Wasim Khan

Personal information
- Full name: Wasim Khan
- Born: 3 February 1978 (age 48) Lahore, Punjab, Pakistan
- Batting: Right-handed
- Bowling: Right-arm fast-medium
- Role: Bowler

Domestic team information
- 2000/01–2002/03: Lahore Whites
- 2001/02–2003/04: Sui Northern Gas Pipelines Limited
- 2002/03–2004/05: Lahore Blues
- 2003/04: Lahore
- 2004/05–2006/07: Lahore Lions
- 2004/05–2011/12: National Bank of Pakistan
- 2005/06–2006/07: Lahore Ravi
- FC debut: 9 October 2001 National Bank of Pakistan v Public Works Department
- Last FC: 30 October 2011 National Bank of Pakistan v Sialkot
- LA debut: 13 April 2001 National Bank of Pakistan v Khan Research Laboratories
- Last LA: 10 March 2012 National Bank of Pakistan v State Bank of Pakistan

Career statistics
| Competition | First-class | List A | Twenty20 |
| Matches | 82 | 59 | 12 |
| Runs scored | 1320 | 185 | 19 |
| Batting average | 13.75 | 8.04 | 6.33 |
| 100s/50s | 0/3 | 0/0 | 0/0 |
| Top score | 62 | 30 | 16* |
| Balls bowled | 15046 | 2847 | 240 |
| Wickets | 339 | 67 | 9 |
| Bowling average | 24.31 | 37.14 | 38.44 |
| 5 wickets in innings | 23 | 0 | 0 |
| 10 wickets in match | 5 | 0 | 0 |
| Best bowling | 7/70 | 4/39 | 2/15 |
| Catches/stumpings | 24/– | 16/– | 5/– |
- Source: ESPNCricinfo, 5 July 2026

= Wasim Khan (cricketer, born 1978) =

Pakistani cricketer (born 1978)

Wasim Khan (born 3 February 1978) is a Pakistani former cricketer. Khan is a right-handed batsman who bowls right-arm fast-medium. He was born in Lahore, Punjab.

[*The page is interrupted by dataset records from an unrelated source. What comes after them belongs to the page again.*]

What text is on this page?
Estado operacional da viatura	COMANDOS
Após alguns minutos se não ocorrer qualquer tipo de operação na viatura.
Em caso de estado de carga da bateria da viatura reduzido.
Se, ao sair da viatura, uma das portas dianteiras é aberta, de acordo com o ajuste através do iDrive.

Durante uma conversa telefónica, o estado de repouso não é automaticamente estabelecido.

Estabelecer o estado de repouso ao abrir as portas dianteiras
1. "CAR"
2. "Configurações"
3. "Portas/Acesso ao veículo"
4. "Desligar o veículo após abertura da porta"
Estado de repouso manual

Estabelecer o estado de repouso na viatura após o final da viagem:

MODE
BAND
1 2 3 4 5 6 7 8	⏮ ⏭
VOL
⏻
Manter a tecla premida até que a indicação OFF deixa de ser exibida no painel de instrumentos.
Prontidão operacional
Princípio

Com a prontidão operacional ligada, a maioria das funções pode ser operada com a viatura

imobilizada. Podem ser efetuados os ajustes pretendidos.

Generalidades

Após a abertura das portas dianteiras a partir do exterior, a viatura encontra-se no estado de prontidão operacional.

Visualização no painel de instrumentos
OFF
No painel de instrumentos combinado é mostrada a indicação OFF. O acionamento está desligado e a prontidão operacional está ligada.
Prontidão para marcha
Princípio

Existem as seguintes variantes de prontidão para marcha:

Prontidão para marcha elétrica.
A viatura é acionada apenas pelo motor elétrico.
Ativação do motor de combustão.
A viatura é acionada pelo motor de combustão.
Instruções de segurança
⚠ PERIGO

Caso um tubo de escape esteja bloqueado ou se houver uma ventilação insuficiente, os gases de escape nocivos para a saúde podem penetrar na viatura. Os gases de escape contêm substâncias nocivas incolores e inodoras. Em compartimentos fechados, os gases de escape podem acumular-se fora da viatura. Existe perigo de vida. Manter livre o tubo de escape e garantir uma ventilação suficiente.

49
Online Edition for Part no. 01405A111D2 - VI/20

Khan made his List A debut for National Bank of Pakistan against Khan Research Laboratories in the One Day Tournament (Departments) on 13 April 2001. He made his first-class debut for National Bank of Pakistan against Public Works Department in the 2001–02 Patron's Trophy on 9 October 2001. He made his Twenty20 debut for Lahore Lions against Karachi Dolphins in the ABN-AMRO Twenty-20 Cup on 25 April 2005.

During his domestic career, Khan represented Lahore Whites, Sui Northern Gas Pipelines Limited, Lahore Blues, Lahore, Lahore Lions, National Bank of Pakistan and Lahore Ravi. He also appeared for teams including Pakistan A, Lahore Greens, Pakistan Cricket Board Patron's XI and Service Industries.

Khan established himself as a successful seam bowler in domestic cricket. In February 2002, playing for Lahore Whites, he took 6 wickets for 60 runs against Rest of NWFP in the Quaid-e-Azam Trophy. Later that year, he helped Lahore Whites to an innings victory over Gujranwala in the Quaid-e-Azam Trophy.

In December 2005, playing for National Bank of Pakistan in the Patron's Trophy, Khan took match figures of 12 wickets for 111 runs against Service Industries. He later remained an important bowler for National Bank of Pakistan, and in the 2010–11 Quaid-e-Azam Trophy he shared the wickets with Mohammad Talha in a win over Multan.

Khan played 82 first-class and 59 List A matches between 2001 and 2012, taking 339 first-class wickets. He continued to play senior domestic cricket until the 2011–12 season.